After HDB Financial’s massive IPO, industry disrupters like Juniper, Rayzon, Credila, Wakefit eye lucrative public fundraising

Representative image | X/ Rayzon Solar/Wakefit/ShadowFax

At the heels of HDFC Bank subsidiary HDB Financial Services seeing a massively oversubscribed IPO, major disrupters in their respective sectors like Juniper Green Energy, Rayzon Solar, Credila Fin Services, Wakefit and even Shadowfax now look at lucrative public fundraising and issue.

 

The HDB Financial Services IPO, at bidding close on Friday, saw institutional buyers rush in. This led to the initial share sale of the HDFC arm getting subscribed a whopping 16.69 times after it received bids for 217.68 crore shares despite having just about 13.04 crore shares on offer.

From anchor investors alone, HDB Financial received ₹3,369 crore. 

 

The offering, which was a combination of a fresh issue of ₹2,500 crore in equity and a ₹10,000 crore offer for sale (OFS) by the promoter HDFC Bank, became the second biggest IPO in the past three years—the first being the ₹27,000-crore offering by Hyundai India last year.

 

The consistent market recovery last week and subsequent rally helped the HDB Financial offering, and now more players are looking to capitalise on this. Among them are the ‘renewables’ players, Juniper Green Energy and Rayzon Solar.

 

Earlier this week, Juniper Green Energy filed preliminary documents to the Securities and Exchanges Board of India (Sebi) for an initial public offering worth ₹3,000 crore in stock. The offering, which involves a fresh issue of shares, has no OFS, revealed the draft red herring prospectus (DRHP).

 

In the pre-IPO round, Juniper looks to raise ₹600 crore, which could reduce the size of the issue.

 

From the proceeds, Juniper looks to use ₹1,092.3 crore to repay debts and service its general corporate requirements. The rest is expected to be invested in its units: Juniper Green Gamma One, Juniper Green Three, Juniper Green Field, Juniper Green Beam, Juniper Green Kite, and Juniper Green Ray Two.

 

Rayzon Solar, which often finds itself among the top manufacturers of solar photovoltaic modules in the country, also filed its preliminary documents with Sebi. With this IPO, the Gujarat-based renewable energy firm looks to raise ₹1,500 crore from a fresh issue, again with no OFS component.

 

In its pre-IPO round, it looks to raise ₹300 crore. Most of the proceeds from its IPO are expected to be invested in its unit, Rayzon Energy. This would, in turn, be used to help set up a TOPCon (tunnel oxide passivated contact) solar cell manufacturing facility in Surat, documents revealed.

 

With the buzz around successful IPOs, agencies citing sources reported that Bengaluru-based logistics service provider Shadowfax is looking to file confidential IPO documents, such as the DRHP with Sebi, in the coming week.

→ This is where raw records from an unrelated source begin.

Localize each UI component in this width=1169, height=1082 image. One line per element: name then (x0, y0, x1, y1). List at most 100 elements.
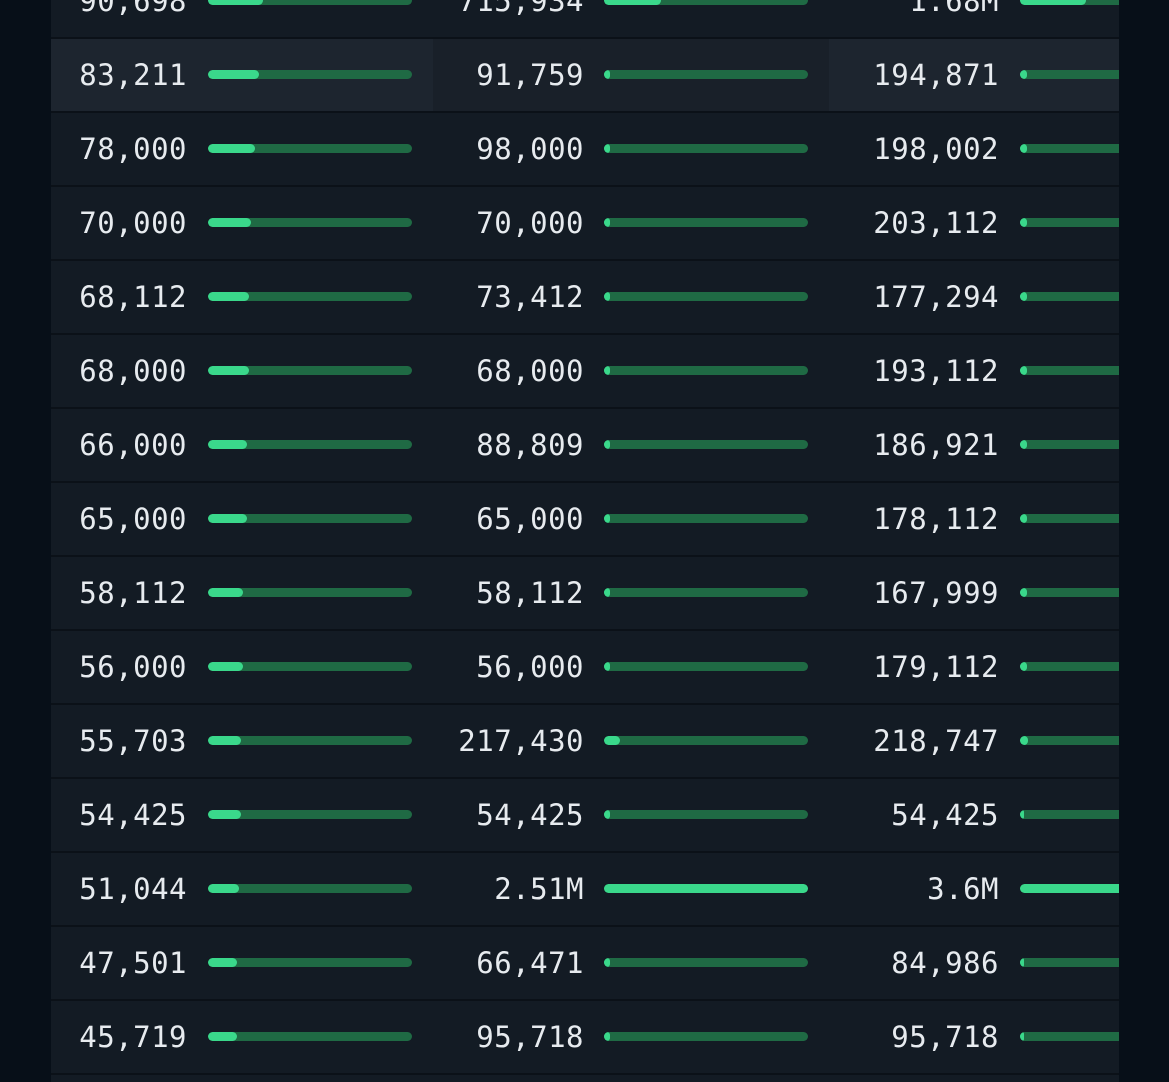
cell-value: 65,000 (476, 502, 584, 536)
bar-track (604, 736, 808, 745)
table-row[interactable]: 45,719 95,718 95,718 (51, 1001, 1119, 1075)
table-cell-col2: 56,000 (433, 631, 829, 703)
table-row[interactable]: 78,000 98,000 198,002 (51, 113, 1119, 187)
table-cell-col1: 47,501 (51, 927, 433, 999)
bar-fill (208, 440, 247, 449)
cell-value: 194,871 (873, 58, 999, 92)
bar-fill (604, 292, 611, 301)
bar-track (1020, 1032, 1119, 1041)
table-row[interactable]: 58,112 58,112 167,999 (51, 557, 1119, 631)
table-cell-col2: 73,412 (433, 261, 829, 333)
bar-track (208, 218, 412, 227)
bar-track (604, 218, 808, 227)
cell-value: 66,471 (476, 946, 584, 980)
cell-value: 68,000 (476, 354, 584, 388)
bar-track (208, 884, 412, 893)
cell-value: 203,112 (873, 206, 999, 240)
table-cell-col1: 68,112 (51, 261, 433, 333)
table-cell-col2: 58,112 (433, 557, 829, 629)
bar-track (1020, 70, 1119, 79)
bar-track (208, 144, 412, 153)
table-row[interactable]: 90,698 715,934 1.68M (51, 0, 1119, 39)
cell-value: 84,986 (891, 946, 999, 980)
table-cell-col3: 84,986 (829, 927, 1119, 999)
bar-fill (1020, 884, 1119, 893)
cell-value: 70,000 (476, 206, 584, 240)
table-cell-col1: 66,000 (51, 409, 433, 481)
bar-track (208, 366, 412, 375)
cell-value: 3.6M (927, 872, 999, 906)
cell-value: 68,000 (79, 354, 187, 388)
cell-value: 178,112 (873, 502, 999, 536)
cell-value: 70,000 (79, 206, 187, 240)
bar-track (1020, 662, 1119, 671)
bar-track (604, 1032, 808, 1041)
table-cell-col1: 51,044 (51, 853, 433, 925)
table-cell-col1: 83,211 (51, 39, 433, 111)
bar-track (1020, 0, 1119, 5)
table-cell-col2: 66,471 (433, 927, 829, 999)
bar-track (208, 958, 412, 967)
cell-value: 98,000 (476, 132, 584, 166)
table-cell-col1: 65,000 (51, 483, 433, 555)
table-row[interactable]: 68,112 73,412 177,294 (51, 261, 1119, 335)
table-row[interactable]: 65,000 65,000 178,112 (51, 483, 1119, 557)
bar-track (1020, 440, 1119, 449)
table-cell-col2: 54,425 (433, 779, 829, 851)
table-cell-col3: 178,112 (829, 483, 1119, 555)
table-row[interactable]: 55,703 217,430 218,747 (51, 705, 1119, 779)
table-row[interactable]: 51,044 2.51M 3.6M (51, 853, 1119, 927)
table-cell-col1: 70,000 (51, 187, 433, 259)
table-row[interactable]: 83,211 91,759 194,871 (51, 39, 1119, 113)
bar-fill (604, 440, 611, 449)
bar-track (208, 588, 412, 597)
table-cell-col3: 54,425 (829, 779, 1119, 851)
table-cell-col1: 78,000 (51, 113, 433, 185)
cell-value: 218,747 (873, 724, 999, 758)
bar-fill (208, 662, 243, 671)
bar-fill (1020, 958, 1025, 967)
cell-value: 58,112 (476, 576, 584, 610)
bar-fill (1020, 440, 1027, 449)
cell-value: 56,000 (476, 650, 584, 684)
bar-track (1020, 884, 1119, 893)
table-row[interactable]: 70,000 70,000 203,112 (51, 187, 1119, 261)
bar-track (208, 810, 412, 819)
table-row[interactable]: 68,000 68,000 193,112 (51, 335, 1119, 409)
table-row[interactable]: 54,425 54,425 54,425 (51, 779, 1119, 853)
table-cell-col3: 186,921 (829, 409, 1119, 481)
bar-track (604, 514, 808, 523)
bar-track (604, 662, 808, 671)
cell-value: 83,211 (79, 58, 187, 92)
table-body: 90,698 715,934 1.68M 83,211 91,759 194,871 78,… (51, 0, 1119, 1075)
bar-fill (208, 0, 264, 5)
table-cell-col1: 45,719 (51, 1001, 433, 1073)
table-cell-col1: 55,703 (51, 705, 433, 777)
table-cell-col2: 98,000 (433, 113, 829, 185)
cell-value: 1.68M (909, 0, 999, 18)
table-cell-col1: 90,698 (51, 0, 433, 37)
bar-fill (1020, 366, 1027, 375)
bar-track (604, 958, 808, 967)
bar-track (1020, 218, 1119, 227)
bar-fill (1020, 514, 1027, 523)
table-row[interactable]: 66,000 88,809 186,921 (51, 409, 1119, 483)
bar-fill (1020, 218, 1027, 227)
table-row[interactable]: 47,501 66,471 84,986 (51, 927, 1119, 1001)
table-cell-col2: 88,809 (433, 409, 829, 481)
table-cell-col1: 58,112 (51, 557, 433, 629)
bar-fill (604, 736, 621, 745)
cell-value: 177,294 (873, 280, 999, 314)
bar-track (604, 144, 808, 153)
bar-track (1020, 366, 1119, 375)
bar-track (604, 588, 808, 597)
table-cell-col3: 177,294 (829, 261, 1119, 333)
bar-track (208, 736, 412, 745)
bar-track (208, 292, 412, 301)
table-cell-col1: 54,425 (51, 779, 433, 851)
table-row[interactable]: 56,000 56,000 179,112 (51, 631, 1119, 705)
cell-value: 167,999 (873, 576, 999, 610)
bar-fill (604, 514, 611, 523)
bar-track (1020, 514, 1119, 523)
data-table: 90,698 715,934 1.68M 83,211 91,759 194,871 78,… (51, 0, 1119, 1082)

Shadowfax is backed by a slew of investors, including e-commerce giant Flipkart. Despite the secrecy and the fact that adopting this route would mean the details of the draft red herring prospectus would not be revealed until much later, sources told agencies that the IPO would be in the ₹2,000 crore to ₹2,500 crore band.

 

Earlier this year, in February, Shadowfax—which has a network of more than 2,000 cities—saw its valuation jump to ₹6,000 crore through fundraising.

 

Mumbai-based Credila Financial Services, which provides education loans, also filed its draft IPO papers with Sebi. They look to raise ₹5,000 crore, with ₹3000 crore in fresh issue and ₹2,000 crore in OFS.

 

Among the promoters, HDFC Bank looks to offload its stake for ₹1,050 crore. Pre-IPO round raising is now expected at ₹600 crore.

 

Earlier, Credila opted for the confidential route, too, when it initially filed DRHP in December 2024. Once Sebi noted its comments, the company filed an updated draft red herring prospectus, which was open to the public.

 

The draft papers, now public, stated that the net IPO proceeds would go to service any future capital needed to scale the business and its assets.

 

Home furnishing, cushions and bedding company Wakefit (incorporated as Wakefit Innovations Ltd), too, filed draft papers with Sebi for its IPO.

 

The company’s offering includes a fresh equity issue of ₹468.2 crore and an OFS in 5.84 crore shares.

 

With the proceeds, Wakefit looks to set up 118 new company-owned, company-operated (COCO) outlets, purchase new machinery and equipment, use them as lease and sub-lease expenditure, service licensing fees for existing stores, and use them for marketing and advertising.